Reconfigurable antenna systems (RASs), such as fluid antennas and movable antennas, are poised to play a pivotal role in sixth-generation (6G) systems by dynamically adapting the antenna elements for system performance enhancement. However, unlocking their full potential requires channel models that accurately capture the influence of antenna configurations on the radiation, propagation, and reception of signals. Existing channel models suffer from several limitations, such as neglecting polarization effects, being restricted to specific antenna types, or relying on oversimplified assumptions. In this paper, we propose a general electromagnetic (EM)-based channel model grounded in spherical vector wave expansion (SVWE). The proposed EM-based channel model captures the impact of antenna position and orientation on the channel gain, thereby making it particularly well-suited for RASs. The effectiveness and accuracy are validated through comparisons with commercial simulation software, demonstrating excellent agreement in predicted channel gains. Moreover, it is shown that antenna orientation is a critical factor governing communication performance, and that dynamically adjusting the antenna orientation yields up to 70% improvement in achievable communication rate compared to a fixed-antenna configuration.

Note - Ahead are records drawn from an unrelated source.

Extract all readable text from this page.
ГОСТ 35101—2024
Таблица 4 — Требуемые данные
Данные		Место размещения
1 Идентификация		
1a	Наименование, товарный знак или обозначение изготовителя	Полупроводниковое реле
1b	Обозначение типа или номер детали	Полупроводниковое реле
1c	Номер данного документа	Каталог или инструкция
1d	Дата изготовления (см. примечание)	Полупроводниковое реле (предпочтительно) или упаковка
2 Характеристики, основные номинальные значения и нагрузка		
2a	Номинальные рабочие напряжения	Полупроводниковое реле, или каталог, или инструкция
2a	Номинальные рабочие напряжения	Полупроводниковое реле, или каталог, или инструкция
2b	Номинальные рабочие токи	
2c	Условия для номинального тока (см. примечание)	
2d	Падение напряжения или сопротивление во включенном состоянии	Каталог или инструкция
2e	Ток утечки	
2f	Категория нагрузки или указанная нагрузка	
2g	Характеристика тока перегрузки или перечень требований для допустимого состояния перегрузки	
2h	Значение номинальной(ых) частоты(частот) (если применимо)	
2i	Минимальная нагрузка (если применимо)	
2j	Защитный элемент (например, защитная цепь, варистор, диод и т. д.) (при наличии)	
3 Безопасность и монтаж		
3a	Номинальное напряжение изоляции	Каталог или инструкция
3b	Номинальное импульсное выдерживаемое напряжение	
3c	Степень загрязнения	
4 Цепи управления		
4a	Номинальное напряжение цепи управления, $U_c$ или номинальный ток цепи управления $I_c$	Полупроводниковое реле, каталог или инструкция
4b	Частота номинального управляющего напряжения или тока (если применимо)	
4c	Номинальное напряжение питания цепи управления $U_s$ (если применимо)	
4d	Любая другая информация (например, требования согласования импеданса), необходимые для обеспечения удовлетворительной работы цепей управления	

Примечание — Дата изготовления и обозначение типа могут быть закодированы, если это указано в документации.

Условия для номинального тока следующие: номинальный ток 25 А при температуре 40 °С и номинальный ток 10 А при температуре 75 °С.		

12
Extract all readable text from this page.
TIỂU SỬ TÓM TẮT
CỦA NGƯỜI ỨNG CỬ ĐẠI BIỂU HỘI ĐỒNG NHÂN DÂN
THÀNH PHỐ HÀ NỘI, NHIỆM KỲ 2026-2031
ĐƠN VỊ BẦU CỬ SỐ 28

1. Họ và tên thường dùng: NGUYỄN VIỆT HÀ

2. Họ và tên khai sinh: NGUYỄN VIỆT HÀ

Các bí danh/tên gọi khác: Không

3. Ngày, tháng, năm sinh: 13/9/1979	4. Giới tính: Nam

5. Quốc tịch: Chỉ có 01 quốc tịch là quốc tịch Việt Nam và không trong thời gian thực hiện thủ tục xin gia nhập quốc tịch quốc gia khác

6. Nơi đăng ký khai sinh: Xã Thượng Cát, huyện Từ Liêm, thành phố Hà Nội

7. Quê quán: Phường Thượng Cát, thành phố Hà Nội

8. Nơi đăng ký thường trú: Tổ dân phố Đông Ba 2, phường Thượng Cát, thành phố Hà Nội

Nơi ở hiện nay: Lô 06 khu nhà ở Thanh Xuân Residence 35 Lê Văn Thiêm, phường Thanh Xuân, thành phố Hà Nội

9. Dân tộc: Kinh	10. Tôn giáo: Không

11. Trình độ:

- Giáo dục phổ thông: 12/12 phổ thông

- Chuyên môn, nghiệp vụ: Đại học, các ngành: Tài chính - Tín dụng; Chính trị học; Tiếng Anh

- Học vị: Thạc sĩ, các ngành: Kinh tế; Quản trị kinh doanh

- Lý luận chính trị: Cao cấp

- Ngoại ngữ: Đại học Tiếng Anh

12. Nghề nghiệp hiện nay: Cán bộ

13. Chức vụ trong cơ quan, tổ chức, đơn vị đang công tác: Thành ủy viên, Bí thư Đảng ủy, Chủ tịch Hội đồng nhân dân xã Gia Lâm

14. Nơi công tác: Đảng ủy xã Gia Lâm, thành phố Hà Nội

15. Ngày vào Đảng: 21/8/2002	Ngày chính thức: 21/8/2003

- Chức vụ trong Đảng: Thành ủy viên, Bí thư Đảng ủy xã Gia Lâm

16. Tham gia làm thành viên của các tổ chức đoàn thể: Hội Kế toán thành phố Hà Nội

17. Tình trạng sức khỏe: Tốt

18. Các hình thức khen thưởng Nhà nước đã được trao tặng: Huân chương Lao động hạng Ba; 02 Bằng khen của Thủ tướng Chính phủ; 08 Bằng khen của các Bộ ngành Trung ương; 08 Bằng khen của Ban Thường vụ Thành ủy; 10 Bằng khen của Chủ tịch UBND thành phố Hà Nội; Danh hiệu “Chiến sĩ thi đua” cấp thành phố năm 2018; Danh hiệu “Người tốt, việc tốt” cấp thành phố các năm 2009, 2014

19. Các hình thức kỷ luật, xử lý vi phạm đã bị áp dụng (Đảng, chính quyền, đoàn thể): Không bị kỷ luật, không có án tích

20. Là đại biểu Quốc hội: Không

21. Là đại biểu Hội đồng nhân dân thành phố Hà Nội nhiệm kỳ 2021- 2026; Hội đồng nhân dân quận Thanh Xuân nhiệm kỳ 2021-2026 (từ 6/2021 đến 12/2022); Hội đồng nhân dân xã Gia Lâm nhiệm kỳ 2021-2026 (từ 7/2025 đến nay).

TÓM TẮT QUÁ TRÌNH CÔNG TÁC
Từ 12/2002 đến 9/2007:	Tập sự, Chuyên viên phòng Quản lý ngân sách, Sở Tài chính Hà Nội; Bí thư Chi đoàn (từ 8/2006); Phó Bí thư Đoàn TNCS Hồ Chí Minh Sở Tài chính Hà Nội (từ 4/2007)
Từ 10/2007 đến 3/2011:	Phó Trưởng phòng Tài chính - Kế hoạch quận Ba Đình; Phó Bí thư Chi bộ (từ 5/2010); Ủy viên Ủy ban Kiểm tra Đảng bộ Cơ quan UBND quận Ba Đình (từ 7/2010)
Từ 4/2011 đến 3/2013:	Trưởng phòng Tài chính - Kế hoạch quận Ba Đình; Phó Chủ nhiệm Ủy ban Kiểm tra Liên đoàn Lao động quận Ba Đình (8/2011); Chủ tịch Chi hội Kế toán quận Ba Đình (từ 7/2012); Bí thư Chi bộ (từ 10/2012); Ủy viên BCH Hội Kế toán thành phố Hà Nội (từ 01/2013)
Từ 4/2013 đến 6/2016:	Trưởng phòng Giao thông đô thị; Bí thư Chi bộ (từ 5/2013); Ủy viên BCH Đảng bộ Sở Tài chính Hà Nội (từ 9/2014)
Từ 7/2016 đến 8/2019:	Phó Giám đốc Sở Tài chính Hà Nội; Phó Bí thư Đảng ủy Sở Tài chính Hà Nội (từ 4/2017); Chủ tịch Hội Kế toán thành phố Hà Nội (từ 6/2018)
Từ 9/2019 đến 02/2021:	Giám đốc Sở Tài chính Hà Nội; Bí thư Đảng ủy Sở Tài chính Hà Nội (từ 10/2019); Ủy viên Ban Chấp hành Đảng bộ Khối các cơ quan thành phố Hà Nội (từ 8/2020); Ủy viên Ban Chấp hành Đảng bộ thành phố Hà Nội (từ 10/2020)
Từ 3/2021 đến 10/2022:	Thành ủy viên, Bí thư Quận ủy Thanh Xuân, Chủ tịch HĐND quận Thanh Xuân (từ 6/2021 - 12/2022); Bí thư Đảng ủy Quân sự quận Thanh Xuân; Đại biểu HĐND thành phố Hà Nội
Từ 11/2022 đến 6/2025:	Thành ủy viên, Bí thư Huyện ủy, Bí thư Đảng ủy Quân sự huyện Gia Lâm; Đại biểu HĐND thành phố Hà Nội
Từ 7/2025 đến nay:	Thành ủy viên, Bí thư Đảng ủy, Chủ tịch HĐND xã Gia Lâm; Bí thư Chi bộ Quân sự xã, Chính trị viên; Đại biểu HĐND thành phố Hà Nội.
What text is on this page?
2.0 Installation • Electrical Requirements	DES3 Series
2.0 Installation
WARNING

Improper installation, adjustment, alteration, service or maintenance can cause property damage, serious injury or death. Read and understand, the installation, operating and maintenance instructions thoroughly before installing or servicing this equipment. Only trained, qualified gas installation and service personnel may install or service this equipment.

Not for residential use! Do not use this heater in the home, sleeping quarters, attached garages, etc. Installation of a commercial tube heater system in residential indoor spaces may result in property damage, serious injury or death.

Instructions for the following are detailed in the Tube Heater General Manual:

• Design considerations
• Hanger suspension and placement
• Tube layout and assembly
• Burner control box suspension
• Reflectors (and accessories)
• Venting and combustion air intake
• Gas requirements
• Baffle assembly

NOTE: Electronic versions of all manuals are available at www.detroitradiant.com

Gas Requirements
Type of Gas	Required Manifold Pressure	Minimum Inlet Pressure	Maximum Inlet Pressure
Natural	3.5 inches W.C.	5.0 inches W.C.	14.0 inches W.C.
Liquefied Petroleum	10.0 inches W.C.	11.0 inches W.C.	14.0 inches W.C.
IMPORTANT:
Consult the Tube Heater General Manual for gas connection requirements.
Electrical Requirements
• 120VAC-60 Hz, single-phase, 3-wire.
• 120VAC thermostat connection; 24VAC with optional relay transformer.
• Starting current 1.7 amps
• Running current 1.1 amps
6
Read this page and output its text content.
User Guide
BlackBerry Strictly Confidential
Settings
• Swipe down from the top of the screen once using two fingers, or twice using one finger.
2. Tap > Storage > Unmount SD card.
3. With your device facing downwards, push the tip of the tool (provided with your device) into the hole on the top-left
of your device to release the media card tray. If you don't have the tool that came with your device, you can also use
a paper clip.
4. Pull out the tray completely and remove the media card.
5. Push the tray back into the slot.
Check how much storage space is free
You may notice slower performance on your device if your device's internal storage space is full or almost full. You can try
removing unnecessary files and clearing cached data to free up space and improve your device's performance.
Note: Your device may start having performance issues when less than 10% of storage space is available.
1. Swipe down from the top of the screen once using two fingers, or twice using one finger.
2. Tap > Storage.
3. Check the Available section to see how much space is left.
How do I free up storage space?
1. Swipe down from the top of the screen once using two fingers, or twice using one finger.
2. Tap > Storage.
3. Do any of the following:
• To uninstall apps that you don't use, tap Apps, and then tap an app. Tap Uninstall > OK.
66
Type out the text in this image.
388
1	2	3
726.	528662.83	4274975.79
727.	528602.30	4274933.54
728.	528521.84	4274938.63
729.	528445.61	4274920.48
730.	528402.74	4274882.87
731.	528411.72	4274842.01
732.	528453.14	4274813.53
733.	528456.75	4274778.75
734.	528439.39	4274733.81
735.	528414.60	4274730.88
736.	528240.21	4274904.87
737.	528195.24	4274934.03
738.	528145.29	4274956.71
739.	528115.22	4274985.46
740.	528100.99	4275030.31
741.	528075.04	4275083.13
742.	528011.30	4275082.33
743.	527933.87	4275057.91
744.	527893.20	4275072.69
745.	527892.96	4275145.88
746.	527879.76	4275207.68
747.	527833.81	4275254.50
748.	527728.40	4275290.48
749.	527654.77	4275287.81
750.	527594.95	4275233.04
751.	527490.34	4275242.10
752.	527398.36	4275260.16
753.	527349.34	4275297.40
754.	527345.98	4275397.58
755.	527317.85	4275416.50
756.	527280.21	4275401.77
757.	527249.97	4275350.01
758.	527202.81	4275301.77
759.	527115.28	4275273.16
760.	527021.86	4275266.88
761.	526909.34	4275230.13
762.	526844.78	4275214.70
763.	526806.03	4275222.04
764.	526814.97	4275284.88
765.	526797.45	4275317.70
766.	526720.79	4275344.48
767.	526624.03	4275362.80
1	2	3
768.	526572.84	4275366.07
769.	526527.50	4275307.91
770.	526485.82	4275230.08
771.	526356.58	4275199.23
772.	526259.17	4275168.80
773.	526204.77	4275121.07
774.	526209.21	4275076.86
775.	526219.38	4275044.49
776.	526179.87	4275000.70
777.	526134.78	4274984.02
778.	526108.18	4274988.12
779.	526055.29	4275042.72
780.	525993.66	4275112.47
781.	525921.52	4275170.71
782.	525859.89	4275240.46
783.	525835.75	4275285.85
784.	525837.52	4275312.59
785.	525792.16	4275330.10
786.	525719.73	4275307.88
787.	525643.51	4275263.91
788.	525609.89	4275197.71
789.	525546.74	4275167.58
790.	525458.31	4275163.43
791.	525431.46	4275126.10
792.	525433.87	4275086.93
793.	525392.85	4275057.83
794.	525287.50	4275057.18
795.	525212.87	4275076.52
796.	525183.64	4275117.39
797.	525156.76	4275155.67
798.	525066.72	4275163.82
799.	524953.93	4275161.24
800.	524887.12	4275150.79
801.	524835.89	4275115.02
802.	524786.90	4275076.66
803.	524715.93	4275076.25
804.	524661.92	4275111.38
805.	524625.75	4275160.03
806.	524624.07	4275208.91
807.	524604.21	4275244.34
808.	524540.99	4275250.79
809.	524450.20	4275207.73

翻译：可重构天线系统（RAS），例如液态天线和可动天线，通过动态调整天线单元以增强系统性能，有望在第六代（6G）通信系统中发挥关键作用。然而，若要充分发挥其潜力，需要能够精确刻画天线配置对信号辐射、传播与接收影响的信道模型。现有信道模型存在若干不足，例如忽略极化效应、局限于特定天线类型或依赖过度简化的假设。本文提出一种基于电磁（EM）理论的通用信道模型，其理论基础为球面矢量波展开（SVWE）。该电磁信道模型能够精确捕捉天线位置与朝向对信道增益的影响，因而特别适用于可重构天线系统。通过与商业仿真软件的对比验证，本模型在预测信道增益方面展现出极佳的一致性，证明了其有效性与精确性。此外，研究表明天线朝向是决定通信性能的关键因素，与固定天线配置相比，动态调整天线朝向可使可达通信速率提升最高达70%。